By JRC-Stop Motion /

Biden Directs OSHA to Bolster Actions to Combat Pandemic

He also asked the agency to consider issuing emergency temporary standards.

President Biden directed the Occupational Safety and Health Administration on Thursday to revise its coronavirus guidance and take other actions to protect workers from the ongoing pandemic. 

Biden issued an executive order aimed at OSHA, a division of the Labor Department, which was criticized heavily during the pandemic under the Trump administration for not doing enough to protect workers and issuing miniscule” fines. This order was one of many Biden has signed over the last few days aimed at combating the pandemic and resulting economic recession. 

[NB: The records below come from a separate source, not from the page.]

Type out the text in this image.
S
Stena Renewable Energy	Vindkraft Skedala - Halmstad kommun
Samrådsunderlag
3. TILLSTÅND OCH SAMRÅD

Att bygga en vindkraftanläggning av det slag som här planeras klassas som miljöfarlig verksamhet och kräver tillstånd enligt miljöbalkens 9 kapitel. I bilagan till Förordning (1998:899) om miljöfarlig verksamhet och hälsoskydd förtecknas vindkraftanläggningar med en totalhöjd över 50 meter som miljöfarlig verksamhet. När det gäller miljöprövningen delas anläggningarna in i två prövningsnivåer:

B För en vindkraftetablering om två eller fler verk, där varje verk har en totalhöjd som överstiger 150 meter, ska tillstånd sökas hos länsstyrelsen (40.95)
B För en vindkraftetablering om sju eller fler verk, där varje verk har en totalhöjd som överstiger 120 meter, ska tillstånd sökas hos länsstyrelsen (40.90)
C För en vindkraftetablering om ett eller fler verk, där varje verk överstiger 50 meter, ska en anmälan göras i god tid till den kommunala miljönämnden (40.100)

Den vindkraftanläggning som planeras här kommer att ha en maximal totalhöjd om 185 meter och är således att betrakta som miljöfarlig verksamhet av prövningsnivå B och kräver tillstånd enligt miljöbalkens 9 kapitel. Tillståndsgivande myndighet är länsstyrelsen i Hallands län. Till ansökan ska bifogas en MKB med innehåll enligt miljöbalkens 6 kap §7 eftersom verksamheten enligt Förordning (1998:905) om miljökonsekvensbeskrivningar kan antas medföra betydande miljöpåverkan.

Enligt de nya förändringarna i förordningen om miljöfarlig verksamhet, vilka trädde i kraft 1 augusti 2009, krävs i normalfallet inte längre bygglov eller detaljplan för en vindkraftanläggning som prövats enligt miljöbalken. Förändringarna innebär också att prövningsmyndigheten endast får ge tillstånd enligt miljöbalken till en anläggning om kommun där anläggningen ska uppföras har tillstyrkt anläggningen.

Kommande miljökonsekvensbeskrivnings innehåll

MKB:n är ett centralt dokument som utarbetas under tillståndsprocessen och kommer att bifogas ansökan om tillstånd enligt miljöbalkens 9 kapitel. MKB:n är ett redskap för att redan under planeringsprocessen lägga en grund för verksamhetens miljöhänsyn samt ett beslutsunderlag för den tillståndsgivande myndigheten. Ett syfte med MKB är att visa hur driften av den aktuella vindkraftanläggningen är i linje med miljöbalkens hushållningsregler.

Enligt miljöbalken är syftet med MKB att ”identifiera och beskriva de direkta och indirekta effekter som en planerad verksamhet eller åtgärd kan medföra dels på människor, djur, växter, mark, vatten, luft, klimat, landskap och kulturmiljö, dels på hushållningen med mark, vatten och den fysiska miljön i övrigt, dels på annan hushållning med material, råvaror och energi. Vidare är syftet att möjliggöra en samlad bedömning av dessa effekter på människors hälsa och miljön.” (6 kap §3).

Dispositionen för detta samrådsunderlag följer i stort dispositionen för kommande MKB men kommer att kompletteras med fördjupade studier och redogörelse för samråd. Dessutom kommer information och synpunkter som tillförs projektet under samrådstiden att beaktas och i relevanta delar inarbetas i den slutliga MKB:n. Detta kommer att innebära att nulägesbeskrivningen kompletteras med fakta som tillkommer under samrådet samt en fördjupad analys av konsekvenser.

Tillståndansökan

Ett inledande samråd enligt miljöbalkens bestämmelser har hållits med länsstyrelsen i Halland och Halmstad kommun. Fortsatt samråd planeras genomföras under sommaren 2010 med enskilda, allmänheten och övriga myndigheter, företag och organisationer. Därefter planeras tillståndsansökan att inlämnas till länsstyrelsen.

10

“For the past year, we couldn’t rely on the federal government to act with the urgency and focus and coordination we needed and we have seen the tragic cost of that failure,” Biden said on Thursday, while introducing his coronavirus relief plan. “For the millions of workers, many of whom are people of color, immigrants and low-wage workers, who continue to put their lives on the line and keep this country going through the pandemic, I’m calling for the enforcement of more stringent worker safety standards.” 

The order directs OSHA to work with the appropriate agencies to: revise COVID guidelines for workplace safety within two weeks; consider if emergency temporary standards for COVID-19 are needed (if so, issue them by March 15); review OSHA’s enforcement practices for the pandemic and identify any needed changes; launch a national program centered on the agency’s enforcement protocols; and work with the Labor Department's public affairs and public engagement offices and all regional OSHA offices on a multilingual outreach campaign to educate workers on their rights.

It also says OSHA must work with states to possibly revise their specific occupational safety and health plans that are approved under the Occupational Safety and Health Act. For workers not covered under the act, the order directs the Agriculture, Labor, Health and Human Services, Transportation and Energy secretaries to “explore that they remain healthy and safe on the job during the COVID-19 pandemic.” 

Lastly, the executive order calls on the Mine Safety and Health Administration, also within the Labor Department, to determine if temporary standards for COVID-19 are needed for mine workers. 

Biden hasn’t named a nominee for OSHA yet, but tapped Jim Frederick, a former United Steelworkers safety official, to be the agency’s deputy assistant secretary and acting head. He also named Joseph Hughes Jr., former director of the National Institute of Environmental Health Sciences’ worker education and training program, to be deputy assistant secretary for pandemic and emergency response for OSHA. Amanda Edens stayed on as the agency’s career deputy assistant secretary.

“President Biden is taking the actions needed to stop this pandemic and reopen the country and the economy,” Dr. David Michaels, former Occupational Safety and Health Administration administrator from 2009 to 2017 who served on Biden’s transition COVID advisory board, told Government Executive on Friday. “Workplaces are one of the places where infections are transmitted and an OSHA emergency standard is an important first step in protecting workers and stopping transmission.” He has been advocating for the temporary standard for a year

The National Employment Law Project also commended the directive and hopes the administration will decide to issue temporary emergency standards. 

“Due to the negligence of employers and the failures of the Trump administration, workplaces have been a significant source of COVID-19 spread, especially in industries where workers are underpaid,” said Rebecca Dixon, executive director of the organization, in a statement. “Workers in meat and poultry processing are among those who have suffered most greatly. This order will have a significant impact on improving the health and lives of Black, Indigenous, Latinx, and immigrant workers who are disproportionately represented in many of the essential industries with the highest risk of spread of COVID-19.”